This word is from the old Scandinavian gatlopp, which is a compound of gata, a road or street, with lopp, a course. You might not recognise the first part, but as gait it survives in English in the related sense of a manner of walking. Also, in northern England a gate is not a barrier across a road but the road itself. For example, streets in York have names such as Coppergate and Micklegate, given them by the Vikings who occupied the city before the Norman Conquest. Visitors often think that these are references to the openings in the city walls (for which the local name is actually bar, another word bequeathed by the Vikings).

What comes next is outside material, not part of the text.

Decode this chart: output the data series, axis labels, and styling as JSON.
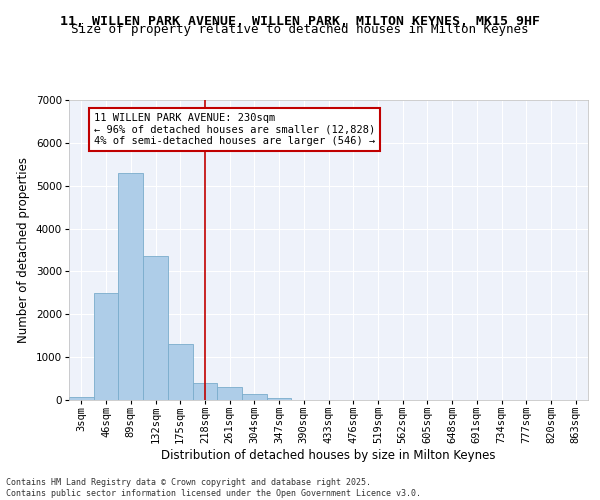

Gatlopp was borrowed in the seventeenth century in the corrupted form gantlope for a type of military punishment in which a man, stripped to the waist, was forced to run between a double row of men who struck at him with sticks or knotted cords. An example turns up in Henry Fielding’s Tom Jones: “Some said, he ought to be tied neck and heels; others that he deserved to run the gantlope; and the serjeant shook his cane at him, and wished he had him under his command, swearing heartily he would make an example of him”.
Hang on a minute, you may be saying, I know that as running the gauntlet. Indeed you may. That’s the result of a folk etymology that has turned the foreign gantlope into something more familiar, in this case the old word for a fortified glove that formed part of a suit of armour. By the beginning of the nineteenth century, gantlope had vanished in favour of gauntlet, almost always in the form to run the gauntlet.
Some North Americans prefer gantlet here, which is just an earlier version of gauntlet that more closely resembles the source, the Old French gantelet.